Quienquiera que haya dicho que los niños son los verdaderos maestros tenía toda la razón. Esta semana mi sobrino nos dio a todos una clase magistral en relaciones de pareja.  Emilio, el Niño Más Lindo Del Mundo (título oficial otorgado por su Madrina y Tía, es decir, totalmente imparcial) empezó el colegio este año y al poco tiempo ya tenía su propio harem. Antes de salir a vacaciones de mitad de año tenía tres novias y al regresar agregó una cuarta, de quien se enamoró porque tenía las mismas botas que él. Emi aseguraba estar igualmente enamorado de las cuatro pero al parecer una tomó la delantera porque hace unos días anunció que se casaba con María José. “¿Por qué te casas?” preguntó su madre. “Porque ella me dijo que nos casábamos” contestó el niño. Curiosa, mi hermana continuó el interrogatorio “¿Y tú sí te quieres casar con ella?” a lo que él respondió “Claro que sí porque ella es muy querida y siempre se alegra de verme”. Y ahí lo tienen, este niño de tres años y medio tiene más y mejores motivos para casarse que mucha gente que conozco. ¿Quién no sería feliz con alguien que fuera querido y siempre se alegrara de verlo a uno? Si me preguntan, creo que Emi está hecho.

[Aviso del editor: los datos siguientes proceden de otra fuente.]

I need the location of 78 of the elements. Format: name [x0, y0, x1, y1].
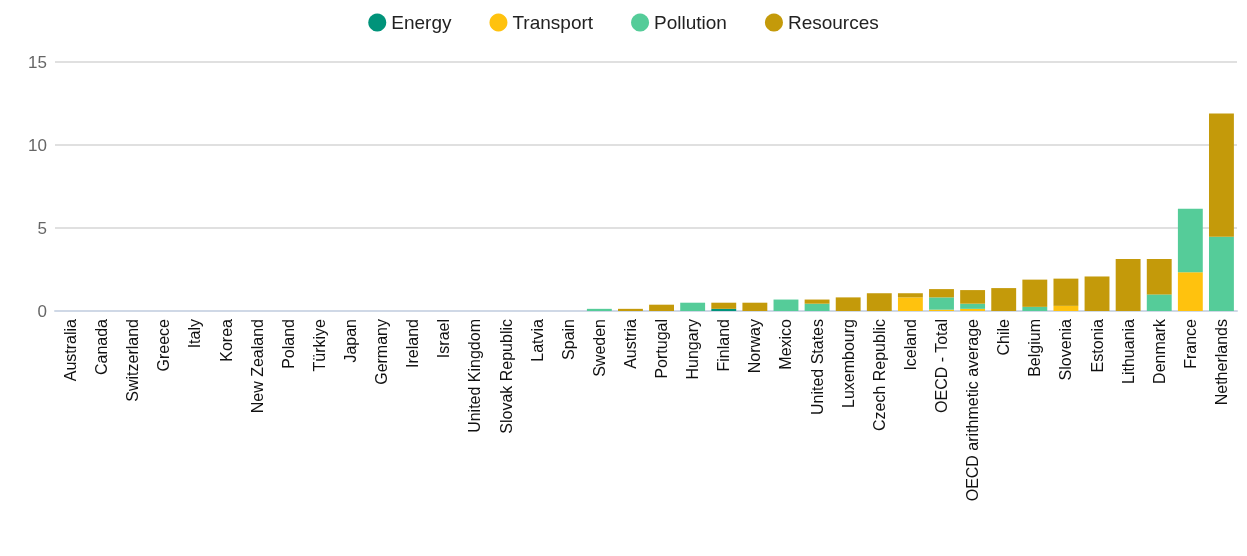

Tras saber del incidente amoroso me puse a pensar y recordé que más o menos a esa misma edad tuve yo mi primer amor.  Él se llamaba Juampelipe (así lo recuerdo y así se quedó) y estábamos profundamente enamorados. Todos los días nos encontrábamos en el Jardín y planeábamos nuestra vida juntos mientras compartíamos la lonchera. Él me daba sus ‘frunas’ porque a mí me tenían a dieta. Él estaba buscando una casa que tuviera escaleras y columpios y yo me concentré en aprender a ser buena mamá practicando con mi osito.

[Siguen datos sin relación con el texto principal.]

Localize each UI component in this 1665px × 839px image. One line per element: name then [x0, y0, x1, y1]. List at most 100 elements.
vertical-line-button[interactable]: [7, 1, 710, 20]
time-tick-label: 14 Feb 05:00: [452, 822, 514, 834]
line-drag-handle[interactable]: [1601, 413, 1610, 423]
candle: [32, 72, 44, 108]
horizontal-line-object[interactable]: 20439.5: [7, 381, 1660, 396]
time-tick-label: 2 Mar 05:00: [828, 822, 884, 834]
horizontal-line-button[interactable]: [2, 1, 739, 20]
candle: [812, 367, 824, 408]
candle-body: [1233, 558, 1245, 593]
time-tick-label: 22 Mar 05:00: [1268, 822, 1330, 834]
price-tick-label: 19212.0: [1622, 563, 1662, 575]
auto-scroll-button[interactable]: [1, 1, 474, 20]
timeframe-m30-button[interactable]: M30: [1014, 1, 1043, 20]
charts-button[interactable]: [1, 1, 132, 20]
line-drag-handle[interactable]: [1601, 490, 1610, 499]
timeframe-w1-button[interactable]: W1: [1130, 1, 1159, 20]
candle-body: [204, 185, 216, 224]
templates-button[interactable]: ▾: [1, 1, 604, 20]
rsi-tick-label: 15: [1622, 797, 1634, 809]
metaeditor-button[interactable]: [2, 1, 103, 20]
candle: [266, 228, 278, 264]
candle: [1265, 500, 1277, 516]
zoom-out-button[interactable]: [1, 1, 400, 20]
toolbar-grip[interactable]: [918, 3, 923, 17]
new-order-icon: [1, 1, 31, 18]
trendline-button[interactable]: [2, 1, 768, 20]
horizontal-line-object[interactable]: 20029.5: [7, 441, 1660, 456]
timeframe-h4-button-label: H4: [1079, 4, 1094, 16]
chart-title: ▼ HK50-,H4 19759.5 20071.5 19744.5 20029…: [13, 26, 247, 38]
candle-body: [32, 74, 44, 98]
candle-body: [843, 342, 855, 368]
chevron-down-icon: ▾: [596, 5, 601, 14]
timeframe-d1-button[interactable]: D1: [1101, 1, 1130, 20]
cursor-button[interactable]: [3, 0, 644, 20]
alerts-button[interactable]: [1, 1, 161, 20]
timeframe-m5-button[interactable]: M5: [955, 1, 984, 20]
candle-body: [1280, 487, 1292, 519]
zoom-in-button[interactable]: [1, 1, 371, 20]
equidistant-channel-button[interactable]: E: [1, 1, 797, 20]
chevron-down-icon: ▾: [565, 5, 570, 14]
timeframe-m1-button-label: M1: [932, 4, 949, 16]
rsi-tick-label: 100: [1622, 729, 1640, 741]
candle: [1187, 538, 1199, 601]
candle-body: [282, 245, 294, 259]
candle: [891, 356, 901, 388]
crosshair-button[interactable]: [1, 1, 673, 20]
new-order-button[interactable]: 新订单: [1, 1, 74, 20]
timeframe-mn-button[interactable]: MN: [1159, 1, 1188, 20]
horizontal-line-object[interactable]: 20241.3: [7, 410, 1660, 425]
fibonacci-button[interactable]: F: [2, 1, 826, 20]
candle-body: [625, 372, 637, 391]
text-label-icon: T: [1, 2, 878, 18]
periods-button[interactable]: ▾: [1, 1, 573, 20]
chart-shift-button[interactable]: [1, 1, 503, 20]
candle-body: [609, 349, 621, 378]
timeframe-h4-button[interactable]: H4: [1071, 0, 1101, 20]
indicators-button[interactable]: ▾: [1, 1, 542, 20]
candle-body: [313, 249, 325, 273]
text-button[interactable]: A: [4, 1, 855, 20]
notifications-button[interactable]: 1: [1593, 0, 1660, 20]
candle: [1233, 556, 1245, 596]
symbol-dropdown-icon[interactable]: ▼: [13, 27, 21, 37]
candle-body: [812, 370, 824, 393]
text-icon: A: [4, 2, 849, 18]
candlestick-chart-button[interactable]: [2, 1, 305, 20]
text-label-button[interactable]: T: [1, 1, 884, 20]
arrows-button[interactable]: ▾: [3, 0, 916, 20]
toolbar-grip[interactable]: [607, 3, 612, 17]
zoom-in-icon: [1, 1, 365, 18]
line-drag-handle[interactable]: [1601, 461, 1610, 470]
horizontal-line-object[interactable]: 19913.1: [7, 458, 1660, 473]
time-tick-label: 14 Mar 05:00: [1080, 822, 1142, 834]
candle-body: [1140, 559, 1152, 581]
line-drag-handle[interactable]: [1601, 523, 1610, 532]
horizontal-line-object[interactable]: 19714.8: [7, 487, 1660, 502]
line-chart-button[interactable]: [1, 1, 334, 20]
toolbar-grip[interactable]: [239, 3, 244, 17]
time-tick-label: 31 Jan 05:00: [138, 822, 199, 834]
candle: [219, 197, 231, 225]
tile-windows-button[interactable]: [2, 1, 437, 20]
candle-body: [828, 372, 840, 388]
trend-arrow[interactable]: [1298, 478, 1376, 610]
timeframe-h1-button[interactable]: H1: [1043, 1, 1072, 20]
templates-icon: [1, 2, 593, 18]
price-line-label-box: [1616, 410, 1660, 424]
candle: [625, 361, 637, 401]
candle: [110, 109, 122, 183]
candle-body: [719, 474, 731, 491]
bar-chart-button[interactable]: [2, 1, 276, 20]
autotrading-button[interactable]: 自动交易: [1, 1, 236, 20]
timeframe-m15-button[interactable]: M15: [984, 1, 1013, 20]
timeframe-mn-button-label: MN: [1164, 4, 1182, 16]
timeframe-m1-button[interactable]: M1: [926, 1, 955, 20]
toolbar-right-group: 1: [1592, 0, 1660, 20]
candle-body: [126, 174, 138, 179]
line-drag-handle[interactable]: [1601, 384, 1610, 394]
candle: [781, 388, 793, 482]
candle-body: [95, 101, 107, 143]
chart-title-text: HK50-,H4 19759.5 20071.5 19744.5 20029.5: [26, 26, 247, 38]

Ese recuerdo me condujo a otro, al del amor de un niño llamado Simón por mi hermana Lina. Cuando él, de 5, iba a hacerle visita a ella, de 17, le llevaba Almendras achocolatadas. Un día se encontró con algo de competencia adolescente así que, en un acto de desprendimiento que hasta el momento no tiene rival, vació la caja de almendras en una matera para que ella no tuviera que compartirlas con esos otros muchachos. Ahora que lo pienso, ese barrio era terreno fértil para los romances pues recuerdo que en el edificio del frente vivía un niño –al que llamaré José- que un día, cuando él tenía alrededor de 8 años, me pidió el favor de que le revisara la ortografía a una carta para la novia. Ella estaba en la finca porque estábamos en vacaciones y su manera de decirle que la extrañaba sigue siendo para mí hasta el sol de hoy una de las metáforas más sinceras y expresivas. Decía la misiva “Espero que vuelvas rápido porque mi vida sin ti es como una pizza sin coca-cola”. Ningún poeta ha sido más contundente.

Recordar estas historias me puso a pensar en las relaciones modernas, en todo lo conllevan las relaciones. Me llamó, por qué no, será que le digo, qué estará pensando, seremos el uno para el otro, será que sí, será que no… todo parece tan complicado ahora, tan difícil y doloroso. Tal vez no lo sería tanto si aprendiéramos un poco de los niños. A lo mejor todos seríamos felices sin tan sólo encontráramos alguien que siempre proteja nuestros intereses, quiera que el hogar que compartamos sea un lugar divertido, comparta lo que tenga sin reservas, sea querido con nosotros y sobre todo, siempre se alegre de vernos.

*PUBLICADA EL 16 DE SEPTIEMBRE (DÍA DEL AMOR Y LA AMISTAD EN COLOMBIA) DE 2009 EN MUNDO MODERNO.